Equivalent Conditions for Local Compactness of Hausdorff Spaces
# Statement
Let $X$ be a Hausdorff Topological Space. Then The following are Equivalent:
- $X$ is Locally Compact.
- Each $p \in X$ has a Precompact neighborhood.
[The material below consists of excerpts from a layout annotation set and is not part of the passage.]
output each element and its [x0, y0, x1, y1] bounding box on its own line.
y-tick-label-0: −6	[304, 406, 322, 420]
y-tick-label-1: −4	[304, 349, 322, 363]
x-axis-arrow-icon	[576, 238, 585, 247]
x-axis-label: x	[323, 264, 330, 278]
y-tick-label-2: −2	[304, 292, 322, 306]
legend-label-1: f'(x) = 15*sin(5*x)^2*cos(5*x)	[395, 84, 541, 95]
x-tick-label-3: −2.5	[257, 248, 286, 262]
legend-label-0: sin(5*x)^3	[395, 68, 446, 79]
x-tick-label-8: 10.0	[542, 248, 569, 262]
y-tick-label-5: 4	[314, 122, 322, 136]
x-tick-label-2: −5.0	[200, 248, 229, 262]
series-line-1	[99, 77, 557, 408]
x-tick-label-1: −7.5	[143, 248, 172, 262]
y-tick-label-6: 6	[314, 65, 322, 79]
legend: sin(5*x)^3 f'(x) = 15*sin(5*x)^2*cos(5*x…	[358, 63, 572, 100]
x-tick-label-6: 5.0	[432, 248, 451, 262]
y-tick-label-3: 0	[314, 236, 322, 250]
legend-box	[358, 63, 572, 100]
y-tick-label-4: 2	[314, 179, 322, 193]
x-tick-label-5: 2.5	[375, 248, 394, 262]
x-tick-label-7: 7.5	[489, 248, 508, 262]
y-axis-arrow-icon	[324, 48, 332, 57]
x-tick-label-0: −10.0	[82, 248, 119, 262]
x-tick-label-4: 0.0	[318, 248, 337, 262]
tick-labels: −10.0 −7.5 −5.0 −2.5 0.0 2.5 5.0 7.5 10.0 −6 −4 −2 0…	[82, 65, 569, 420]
- $X$ has a Topological Basis of Precompact Sets.
# Proof
$(1 \Rightarrow 2)$: Let $p \in X$. Since $X$ is Locally Compact, there exists Open $U \subset X$ so that $p \in U$ and $U \subset K$ for some Compact $K \subset X$. Since $X$ is Hausdorff, we know $K$ is Closed because Compact Sets in Hausdorff Spaces are Closed. Then, by definition of Closure, $\text{cl}U \subset K$. Recall, Closed Subset of a Compact Set is Compact, so $U$ is Precompact. $\checkmark$
$(2 \Rightarrow 3)$: For each $p \in X$, let $U_{p} \subset X$ be a Precompact neighborhood of $p \in X$. Consider the collection: $$\mathcal{B} := {U_{p} \cap V : p \in X, V \subset X\text{ open}}.$$ $\mathcal{B}$ is a collection of Open Sets, because finite Set Intersection of Open sets is Open. $\mathcal{B}$ is also a collection of Precompact sets because for each $B \in \mathcal{B}$, there exists $p \in X$ so that $B \subset U_{p}$. Since $U_{p}$ is Precompact, we see $B$ is Precompact as well because Subset of a Precompact Set is Precompact. Finally, we show $\mathcal{B}$ is a Topological Basis for $X$. Suppose $V \subset X$ is Open. Then for each $p \in V$, $U_{p} \cap V \in \mathcal{B}$. Then we have $$\bigcup\limits_{p \in V} U_{p} \cap V = (\bigcup\limits_{p \in V}U_{p}) \cap V = V.$$ Therefore, $\mathcal{B}$ is a Topological Basis for $X$. $\checkmark$
$(3 \Rightarrow 1)$: Let $p \in X$ and let $\mathcal{B}$ be a Topological Basis of Precompact sets. Since $p \in X$ and $X$ is Open, there must be some $B \in \mathcal{B}$ such that $p \in B$. Because $B$ is Precompact, $B \subset \text{cl}B$, which is Compact. By definition of Topological Basis, $B$ is Open. Thus $X$ is Locally Compact. $\checkmark$ $\blacksquare$
# Encounters
- Lee - Introduction to Smooth Manifolds - Exercise A.55